L’incontro con Gino Paoli. La riscrittura dell’arrangiamento del “Cielo in una stanza”. Poi Jobim. Bocelli. Gli Avion Travel. Fra un mese compie sessant’anni. “Adesso dirigo solo partiture su cui posso intervenire. Non si firmano articoli con il proprio nome se hanno i verbi sbagliati. Nella musica di oggi si tende a credere che la ricchezza del suono si ottenga aggiungendo. Non è così. Dieci persone ben combinate suonano in modo speciale, meglio di cento persone che si sommano. Chi partecipa di più: uno spettatore che riprende un concerto rock col telefonino o un ascoltatore di sinfonica nel silenzio di una sala? Insieme alla diminuzione dei compensi ai parlamentari, un segno di sana convivenza sociale sarebbe se i cantanti interpretassero questo lavoro come un idraulico fa il suo, tutti i giorni, proponendosi in teatri da 600 posti anziché con gli amplificatori negli stadi. Dovrebbero moltiplicare per dieci il numero dei concerti, guadagnare molto meno, ma renderebbero onore al loro talento segnalando rispetto per coloro che li apprezzano”.

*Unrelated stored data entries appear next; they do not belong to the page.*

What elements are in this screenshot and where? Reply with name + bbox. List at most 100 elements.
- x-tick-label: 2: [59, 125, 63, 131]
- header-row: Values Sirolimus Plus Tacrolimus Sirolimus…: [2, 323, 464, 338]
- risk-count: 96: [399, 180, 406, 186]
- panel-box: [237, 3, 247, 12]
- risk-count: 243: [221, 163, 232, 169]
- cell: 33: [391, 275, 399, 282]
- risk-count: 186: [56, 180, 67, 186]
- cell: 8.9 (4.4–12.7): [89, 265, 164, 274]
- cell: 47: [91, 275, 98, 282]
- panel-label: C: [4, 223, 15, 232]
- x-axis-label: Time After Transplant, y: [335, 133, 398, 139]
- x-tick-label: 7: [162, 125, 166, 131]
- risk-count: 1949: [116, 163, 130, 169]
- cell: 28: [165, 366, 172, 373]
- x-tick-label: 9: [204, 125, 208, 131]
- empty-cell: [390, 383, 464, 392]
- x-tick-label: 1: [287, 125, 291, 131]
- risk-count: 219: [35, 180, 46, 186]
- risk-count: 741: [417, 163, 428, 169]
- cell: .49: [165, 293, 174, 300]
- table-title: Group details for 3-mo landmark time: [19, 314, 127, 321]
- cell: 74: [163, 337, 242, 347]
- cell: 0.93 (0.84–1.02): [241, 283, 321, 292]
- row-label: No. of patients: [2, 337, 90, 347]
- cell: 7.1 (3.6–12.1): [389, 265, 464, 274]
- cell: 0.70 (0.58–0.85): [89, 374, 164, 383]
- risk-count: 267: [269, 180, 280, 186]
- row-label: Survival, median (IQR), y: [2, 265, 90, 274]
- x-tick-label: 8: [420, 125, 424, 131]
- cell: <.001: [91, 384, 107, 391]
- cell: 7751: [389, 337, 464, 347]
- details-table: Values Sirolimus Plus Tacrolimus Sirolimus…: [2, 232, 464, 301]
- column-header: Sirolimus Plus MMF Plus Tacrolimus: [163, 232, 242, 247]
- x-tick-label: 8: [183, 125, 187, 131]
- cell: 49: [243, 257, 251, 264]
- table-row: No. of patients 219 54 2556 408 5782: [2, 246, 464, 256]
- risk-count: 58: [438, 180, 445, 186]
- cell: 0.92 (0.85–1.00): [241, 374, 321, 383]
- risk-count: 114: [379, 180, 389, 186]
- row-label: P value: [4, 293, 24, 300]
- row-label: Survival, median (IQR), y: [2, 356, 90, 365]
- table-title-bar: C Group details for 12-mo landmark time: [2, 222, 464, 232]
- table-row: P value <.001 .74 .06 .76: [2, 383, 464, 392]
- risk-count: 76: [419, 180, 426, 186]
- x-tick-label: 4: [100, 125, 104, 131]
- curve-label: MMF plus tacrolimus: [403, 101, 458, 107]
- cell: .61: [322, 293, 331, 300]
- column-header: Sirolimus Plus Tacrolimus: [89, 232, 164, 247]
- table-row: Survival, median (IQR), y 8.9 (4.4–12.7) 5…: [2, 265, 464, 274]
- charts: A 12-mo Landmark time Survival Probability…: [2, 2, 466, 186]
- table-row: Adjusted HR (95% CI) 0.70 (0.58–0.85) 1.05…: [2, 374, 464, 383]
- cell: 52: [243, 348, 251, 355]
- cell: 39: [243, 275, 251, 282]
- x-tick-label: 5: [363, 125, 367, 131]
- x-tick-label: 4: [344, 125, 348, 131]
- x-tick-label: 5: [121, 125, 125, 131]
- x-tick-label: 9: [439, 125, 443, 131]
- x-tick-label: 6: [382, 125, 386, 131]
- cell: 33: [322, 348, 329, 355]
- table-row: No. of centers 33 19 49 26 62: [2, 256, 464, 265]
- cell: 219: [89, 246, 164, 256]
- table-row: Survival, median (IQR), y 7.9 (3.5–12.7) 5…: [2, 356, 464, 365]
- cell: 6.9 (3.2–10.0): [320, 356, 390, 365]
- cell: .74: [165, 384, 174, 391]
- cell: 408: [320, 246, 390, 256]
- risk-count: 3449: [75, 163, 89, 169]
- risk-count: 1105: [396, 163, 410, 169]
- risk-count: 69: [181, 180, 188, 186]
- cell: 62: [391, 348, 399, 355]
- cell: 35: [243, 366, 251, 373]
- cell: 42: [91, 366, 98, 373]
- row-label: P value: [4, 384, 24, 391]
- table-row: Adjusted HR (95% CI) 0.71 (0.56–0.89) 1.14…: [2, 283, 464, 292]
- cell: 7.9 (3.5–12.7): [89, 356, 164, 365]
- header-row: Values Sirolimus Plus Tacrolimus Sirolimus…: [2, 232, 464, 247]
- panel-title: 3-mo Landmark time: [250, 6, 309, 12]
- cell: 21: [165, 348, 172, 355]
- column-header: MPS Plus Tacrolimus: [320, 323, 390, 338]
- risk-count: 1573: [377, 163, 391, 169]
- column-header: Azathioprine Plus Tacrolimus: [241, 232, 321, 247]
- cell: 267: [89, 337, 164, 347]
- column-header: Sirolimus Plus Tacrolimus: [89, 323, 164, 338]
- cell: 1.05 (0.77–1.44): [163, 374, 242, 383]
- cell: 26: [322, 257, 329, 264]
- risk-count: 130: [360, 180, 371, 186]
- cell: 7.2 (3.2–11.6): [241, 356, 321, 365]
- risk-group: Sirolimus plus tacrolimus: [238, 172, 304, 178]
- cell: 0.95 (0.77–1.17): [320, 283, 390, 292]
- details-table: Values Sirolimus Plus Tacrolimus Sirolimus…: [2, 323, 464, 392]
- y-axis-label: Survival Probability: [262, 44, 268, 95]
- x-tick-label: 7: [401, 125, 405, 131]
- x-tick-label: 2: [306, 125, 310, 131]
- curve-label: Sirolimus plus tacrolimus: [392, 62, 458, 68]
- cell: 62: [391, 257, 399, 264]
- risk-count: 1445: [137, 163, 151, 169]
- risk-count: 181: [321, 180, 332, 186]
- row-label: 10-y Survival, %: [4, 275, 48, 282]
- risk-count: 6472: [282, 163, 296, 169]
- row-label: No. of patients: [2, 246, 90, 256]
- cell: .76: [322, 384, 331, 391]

La militanza di Vessicchio si manifesta la domenica mattina, quando con il movimento di solisti “Il sesto armonico” (quintetto d’archi e fisarmonica) porta la musica fra quelli che alla musica non possono arrivare, in ospedali e centri anziani: un’iniziativa nata in sintonia con un’azienda che non pubblicizza il proprio intervento. La militanza di Vessicchio è nei suoi studi sugli effetti prodotti dalle combinazioni di suoni, un pensiero che fa riferimento ai principi del contrappunto. “La chiamo musica armoniconaturale. Se le mucche del Wisconsin producono più latte ascoltando Mozart, mi sono detto vediamo cosa succede su altri organismi viventi. La musica sollecita l’aria. Quando gli armonici si combinano in modo naturale, l’equilibrio delle loro attrazioni è pacifico. L’opera di Mozart è quella che detiene il più alto tasso di elementi del genere”. Vessicchio fa come una volta i bambini. Ha smontato il giocattolo per capire il meccanismo, poi lo ha rimontato per conto suo, scrivendo pezzi con quelle caratteristiche. Ha seminato la sua musica conducendo esperimenti in due serre di pari dimensioni e a parità di condizioni. “Nella serra in cui la produzione veniva accompagnata dalla musica, i raccolti sono stati tre e con venti giorni d’anticipo. Nell'altra si sono registrate criticità sulle foglie e sui frutti”. Bisogna leggere certe connessioni invisibili fra i suoi racconti per capire il prossimo obiettivo della terapia-Mozart. La reazione dell’uomo. “Sul sistema empatico finora hanno lavorato gli scienziati, non i musicisti. Eppure, ci sono persone che sul pentagramma vedono le note colorate. Sinestesie. Non deve sorprendere. I microbi esistevano prima che col microscopio potessimo scoprirli, la musica esisteva prima che ne scrivessimo le regole”. Dirige l’orchestra: il maestro Peppe Vessicchio.